We proceed by modeling the plane as a disk made up of infinitesimal rings. Our infinitesimal charge, dq, is thus the charge on a ring of radius r and thickness dr, as illustrated in Figure \PageIndex{11}.

We know from Example 16.3.2 that the magnitude of the electric field a distance a from the center of the ring, along its axis of symmetry (the z axis in Figure \PageIndex{11}), is given by:
\begin{aligned} dE = kdq\frac{a}{(r^2+a^2)^\frac{3}{2}} \end{aligned}
By symmetry, for all of the different infinitesimal rings that make up the disk, the field will always point along the z axis. In order to determine the total field, we sum (integrate) the values of dE, over all of the rings, from a radius of r=0 to a radius r=R. For each ring, the value of r will be different, so we need to express dq in terms of dr in order to perform the integral. We know that the plane has a uniform charge per unit area given by \sigma. The charge dq of an infinitesimal ring is given by:
\begin{aligned} dq = \sigma dA=\sigma 2\pi r dr\end{aligned}
where dA=2\pi r dr is the area of the infinitesimal ring of radius r and thickness dr (think of unfolding the ring into a rectangle of height dr and length 2\pi r, the circumference of the circle, in order to determine the area). We now have all of the ingredients in order to determine the total electric field:
\begin{aligned} E &= \int dE = \int_0^R kdq\frac{a}{(r^2+a^2)^\frac{3}{2}} = 2\pi k a \sigma \int_0^R \frac{r}{(r^2+a^2)^\frac{3}{2}}dr\\[4pt] &=2\pi k a \sigma \left[ \frac{-1}{\sqrt{r^2+a^2}}\right]_0^R=2\pi k \sigma\left(1-\frac{a}{R^2+a^2} \right)\end{aligned}
Finally, we can take the limit of R\to\infty in order to get the electric field above an infinite plane:
\begin{aligned} E=\lim_{R\to\infty}2\pi k \sigma\left(1-\frac{a}{R^2+a^2} \right)=2\pi k\sigma=\frac{\sigma}{2\epsilon_0}\end{aligned}
where we used \epsilon_0 in the last equality as the result is a little cleaner without the factors of \pi.
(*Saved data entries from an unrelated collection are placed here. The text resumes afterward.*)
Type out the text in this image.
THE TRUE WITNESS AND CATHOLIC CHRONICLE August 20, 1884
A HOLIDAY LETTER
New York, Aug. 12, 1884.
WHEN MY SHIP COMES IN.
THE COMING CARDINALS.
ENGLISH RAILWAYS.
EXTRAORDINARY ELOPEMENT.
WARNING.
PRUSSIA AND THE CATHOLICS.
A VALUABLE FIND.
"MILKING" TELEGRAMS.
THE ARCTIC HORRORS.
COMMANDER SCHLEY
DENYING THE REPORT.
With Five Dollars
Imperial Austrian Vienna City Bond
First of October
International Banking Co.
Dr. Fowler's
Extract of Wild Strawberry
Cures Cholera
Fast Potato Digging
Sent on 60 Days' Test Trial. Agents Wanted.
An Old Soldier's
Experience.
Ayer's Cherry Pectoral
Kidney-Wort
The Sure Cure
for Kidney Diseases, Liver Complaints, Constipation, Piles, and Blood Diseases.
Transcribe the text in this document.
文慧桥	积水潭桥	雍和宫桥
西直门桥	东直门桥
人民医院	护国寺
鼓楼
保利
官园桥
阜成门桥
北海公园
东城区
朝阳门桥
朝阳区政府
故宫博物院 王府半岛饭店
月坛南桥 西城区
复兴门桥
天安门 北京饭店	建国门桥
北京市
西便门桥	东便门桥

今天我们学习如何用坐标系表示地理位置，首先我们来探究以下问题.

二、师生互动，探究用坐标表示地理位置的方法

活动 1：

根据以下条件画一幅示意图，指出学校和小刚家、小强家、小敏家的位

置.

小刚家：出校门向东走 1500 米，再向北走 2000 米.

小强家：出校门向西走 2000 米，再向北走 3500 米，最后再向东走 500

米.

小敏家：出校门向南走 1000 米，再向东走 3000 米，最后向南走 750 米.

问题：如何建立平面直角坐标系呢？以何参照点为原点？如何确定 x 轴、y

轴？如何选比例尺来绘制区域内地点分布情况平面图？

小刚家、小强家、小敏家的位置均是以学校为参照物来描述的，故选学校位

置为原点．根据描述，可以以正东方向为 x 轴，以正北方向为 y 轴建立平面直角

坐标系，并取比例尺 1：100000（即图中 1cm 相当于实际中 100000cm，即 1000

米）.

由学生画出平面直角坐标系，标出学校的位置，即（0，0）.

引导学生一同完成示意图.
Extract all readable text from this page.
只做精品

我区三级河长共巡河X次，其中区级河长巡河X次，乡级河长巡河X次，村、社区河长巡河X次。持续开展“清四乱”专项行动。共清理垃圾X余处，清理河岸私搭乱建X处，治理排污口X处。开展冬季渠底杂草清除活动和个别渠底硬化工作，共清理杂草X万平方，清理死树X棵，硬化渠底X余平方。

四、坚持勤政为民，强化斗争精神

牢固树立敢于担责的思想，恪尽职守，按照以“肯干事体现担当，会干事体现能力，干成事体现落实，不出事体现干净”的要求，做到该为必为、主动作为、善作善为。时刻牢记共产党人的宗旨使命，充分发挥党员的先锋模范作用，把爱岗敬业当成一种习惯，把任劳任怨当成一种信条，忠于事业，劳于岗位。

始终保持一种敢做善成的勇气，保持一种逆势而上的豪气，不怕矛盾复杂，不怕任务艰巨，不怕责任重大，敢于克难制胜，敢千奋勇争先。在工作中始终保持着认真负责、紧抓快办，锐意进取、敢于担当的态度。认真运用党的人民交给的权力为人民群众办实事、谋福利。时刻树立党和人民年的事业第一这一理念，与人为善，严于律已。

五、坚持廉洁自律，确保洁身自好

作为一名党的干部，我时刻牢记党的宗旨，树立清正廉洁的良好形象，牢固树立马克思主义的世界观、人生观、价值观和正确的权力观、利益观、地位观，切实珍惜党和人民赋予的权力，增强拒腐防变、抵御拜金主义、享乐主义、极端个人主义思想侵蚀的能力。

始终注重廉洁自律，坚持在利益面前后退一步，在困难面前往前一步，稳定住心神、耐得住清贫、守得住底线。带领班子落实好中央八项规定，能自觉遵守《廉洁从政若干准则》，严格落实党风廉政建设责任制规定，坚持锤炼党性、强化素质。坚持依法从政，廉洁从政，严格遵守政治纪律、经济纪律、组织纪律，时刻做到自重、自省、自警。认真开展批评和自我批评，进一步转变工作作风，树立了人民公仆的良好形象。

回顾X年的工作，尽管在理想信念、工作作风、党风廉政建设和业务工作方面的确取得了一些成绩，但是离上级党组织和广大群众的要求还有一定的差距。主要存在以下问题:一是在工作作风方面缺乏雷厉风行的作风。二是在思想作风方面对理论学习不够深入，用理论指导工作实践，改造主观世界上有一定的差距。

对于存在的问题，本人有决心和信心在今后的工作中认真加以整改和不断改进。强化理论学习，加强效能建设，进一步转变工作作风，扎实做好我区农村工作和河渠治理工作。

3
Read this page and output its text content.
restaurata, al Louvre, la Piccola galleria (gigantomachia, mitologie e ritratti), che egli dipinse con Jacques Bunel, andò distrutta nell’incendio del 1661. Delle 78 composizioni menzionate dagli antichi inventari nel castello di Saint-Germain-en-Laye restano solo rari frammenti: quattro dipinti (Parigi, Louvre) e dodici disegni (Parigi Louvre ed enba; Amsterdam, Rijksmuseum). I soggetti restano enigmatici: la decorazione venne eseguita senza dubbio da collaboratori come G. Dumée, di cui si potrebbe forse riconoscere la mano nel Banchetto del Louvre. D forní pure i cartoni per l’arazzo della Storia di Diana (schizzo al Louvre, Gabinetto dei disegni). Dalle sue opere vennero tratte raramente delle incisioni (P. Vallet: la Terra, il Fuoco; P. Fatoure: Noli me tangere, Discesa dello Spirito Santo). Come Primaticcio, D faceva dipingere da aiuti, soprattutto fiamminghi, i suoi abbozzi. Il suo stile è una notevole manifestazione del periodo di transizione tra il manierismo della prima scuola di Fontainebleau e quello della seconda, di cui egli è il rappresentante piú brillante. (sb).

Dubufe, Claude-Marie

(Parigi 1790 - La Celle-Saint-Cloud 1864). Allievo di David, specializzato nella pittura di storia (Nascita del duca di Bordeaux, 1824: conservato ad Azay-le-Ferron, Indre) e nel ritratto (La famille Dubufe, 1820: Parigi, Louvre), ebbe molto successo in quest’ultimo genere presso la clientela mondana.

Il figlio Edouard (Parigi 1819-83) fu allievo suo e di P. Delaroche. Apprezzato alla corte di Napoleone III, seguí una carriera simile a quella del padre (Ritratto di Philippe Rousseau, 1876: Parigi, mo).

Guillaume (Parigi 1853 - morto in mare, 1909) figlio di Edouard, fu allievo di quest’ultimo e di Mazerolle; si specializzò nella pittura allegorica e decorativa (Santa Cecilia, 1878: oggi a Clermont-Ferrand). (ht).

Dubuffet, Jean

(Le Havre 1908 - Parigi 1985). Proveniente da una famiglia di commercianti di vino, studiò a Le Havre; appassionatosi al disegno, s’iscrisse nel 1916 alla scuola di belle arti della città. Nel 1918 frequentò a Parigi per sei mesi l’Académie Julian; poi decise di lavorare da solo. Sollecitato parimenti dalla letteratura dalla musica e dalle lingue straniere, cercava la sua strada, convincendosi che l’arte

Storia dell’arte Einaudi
Note that for an infinite plane of charge, the electric field does not depend on the distance (our variable a) from the plane!
Discussion
In this example, we showed how we can model a two-dimensional charge distribution as the sum of one-dimensional charge distributions. In particular, we showed that an infinite plane of charge can be modeled as the sum of many lines charges or of many rings of charge (we chose the latter in the above). We also found that the electric field above an infinite plane of charge does not depend on the distance from the plane; that is, the electric field is constant above an infinite plane of charge.
josh's thoughts
A common source of confusion is the process of solving for the electric field produced by continuous charges. Point charges are well defined in space as being entirely contained within a single point, while continuous charges are objects which occupy 1, 2, or 3 dimensions. The electric field produced by point charges are easily modeled by \vec E = \frac{kQ}{r^2}\hat r, but the electric fields produced by continuous charges must usually be obtained from an integral.
When a charge is distributed, the charge on the object must be broken down into many small charges which are written as dq. From there, dq is rewritten in terms of a position variable over which it is convenient to integrate. Think of the position variable as a variable that you can use to distinguish charges, dq, located at different positions along the object.
For example, referring to Figure \PageIndex{12}, if I wanted to determine E at the top of a rod (left-hand panel), it would be most convenient for me to integrate over x, but if I wanted to determine E on the side of a rod, it would be most convenient to integrate over \theta.

In order to determine the bounds of the integral, think of the range in position variable that is required in order to cover the entire object. I recommend paying close attention to Examples 16.3.2, 16.3.3, and 16.3.4, and attempting questions which require integration on the Question Library.